The Fault In Our Stars is written by John Green and is billed as Young Adult Fiction, both of which are factors that ordinarily would have my shy away from reading the book. For some reason, I tend to prefer the writing of women, as I can connect with their characters more. John Green does a fantastic job making the characters and their situations real, and the dialogue is incredible and moving without being trite. I also wouldn’t necessarily characterize this as a Young Adult book either. While it contains teenage main characters with Hazel and Gus, it is so much more, and the issues they face are not light fluffy topics that I associate with Young Adult Fiction.

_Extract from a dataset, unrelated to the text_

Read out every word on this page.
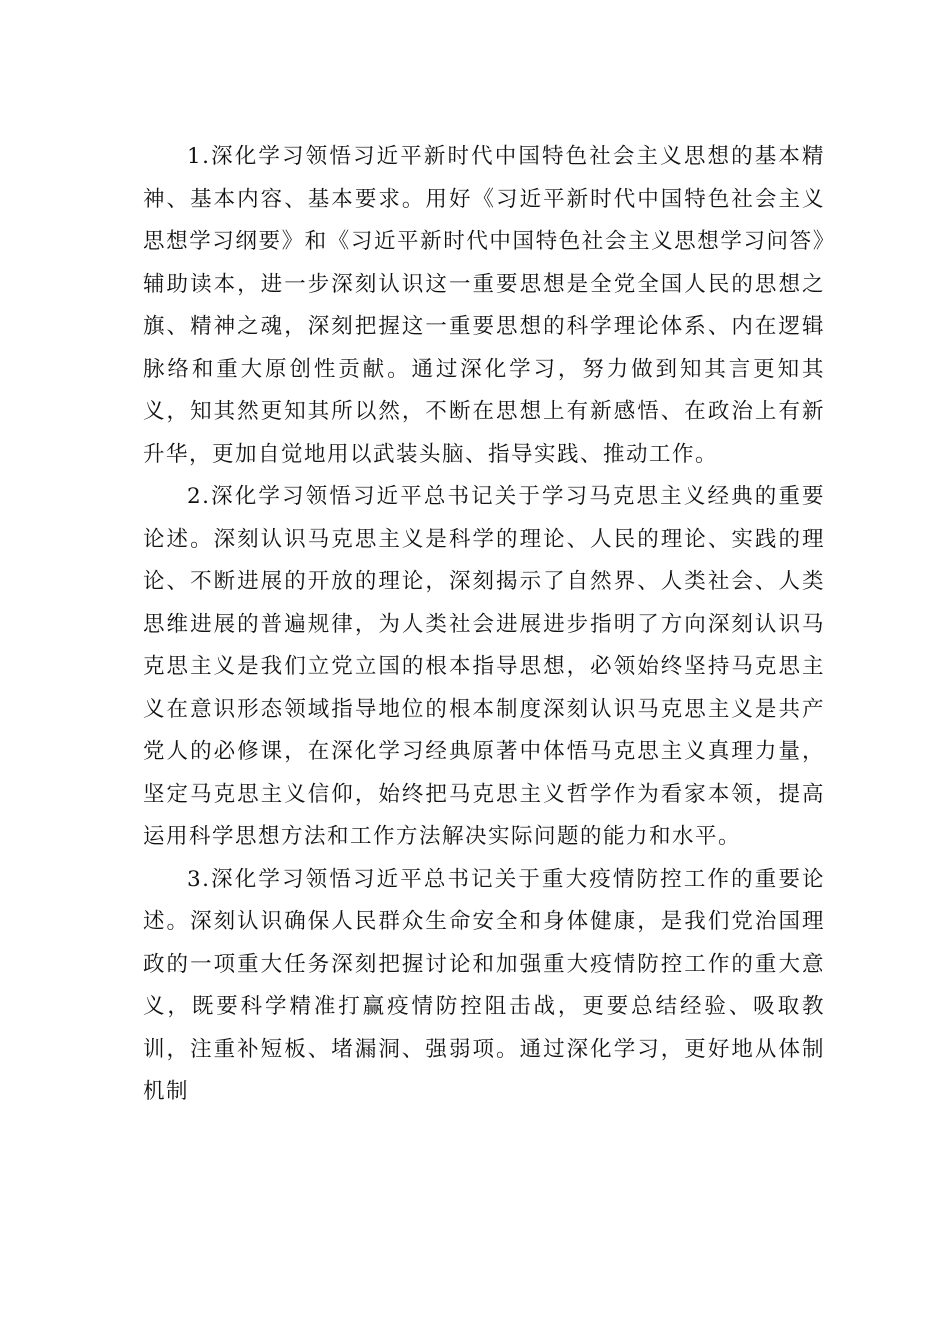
1.深化学习领悟习近平新时代中国特色社会主义思想的基本精神、基本内容、基本要求。用好《习近平新时代中国特色社会主义思想学习纲要》和《习近平新时代中国特色社会主义思想学习问答》辅助读本，进一步深刻认识这一重要思想是全党全国人民的思想之旗、精神之魂，深刻把握这一重要思想的科学理论体系、内在逻辑脉络和重大原创性贡献。通过深化学习，努力做到知其言更知其义，知其然更知其所以然，不断在思想上有新感悟、在政治上有新升华，更加自觉地用以武装头脑、指导实践、推动工作。

2.深化学习领悟习近平总书记关于学习马克思主义经典的重要论述。深刻认识马克思主义是科学的理论、人民的理论、实践的理论、不断进展的开放的理论，深刻揭示了自然界、人类社会、人类思维进展的普遍规律，为人类社会进展进步指明了方向深刻认识马克思主义是我们立党立国的根本指导思想，必领始终坚持马克思主义在意识形态领域指导地位的根本制度深刻认识马克思主义是共产党人的必修课，在深化学习经典原著中体悟马克思主义真理力量，坚定马克思主义信仰，始终把马克思主义哲学作为看家本领，提高运用科学思想方法和工作方法解决实际问题的能力和水平。

3.深化学习领悟习近平总书记关于重大疫情防控工作的重要论述。深刻认识确保人民群众生命安全和身体健康，是我们党治国理政的一项重大任务深刻把握讨论和加强重大疫情防控工作的重大意义，既要科学精准打赢疫情防控阻击战，更要总结经验、吸取教训，注重补短板、堵漏洞、强弱项。通过深化学习，更好地从体制机制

So go. Read The Fault In Our Stars. And be prepared with some Kleenex, but know that there is so much more to this book than just that.
As always, the BlogHer Book Club will be having great discussions about this book for the next several weeks. This week, we’re chatting about our favorite books, as Hazel’s favorite book plays a role in this book – a very interesting parallel. Come join our book discussion!
In the interest of full disclosure, I received a copy of “The Fault In Our Stars” by John Green for review purposes only. This was a compensated review, but all opinions remain my own.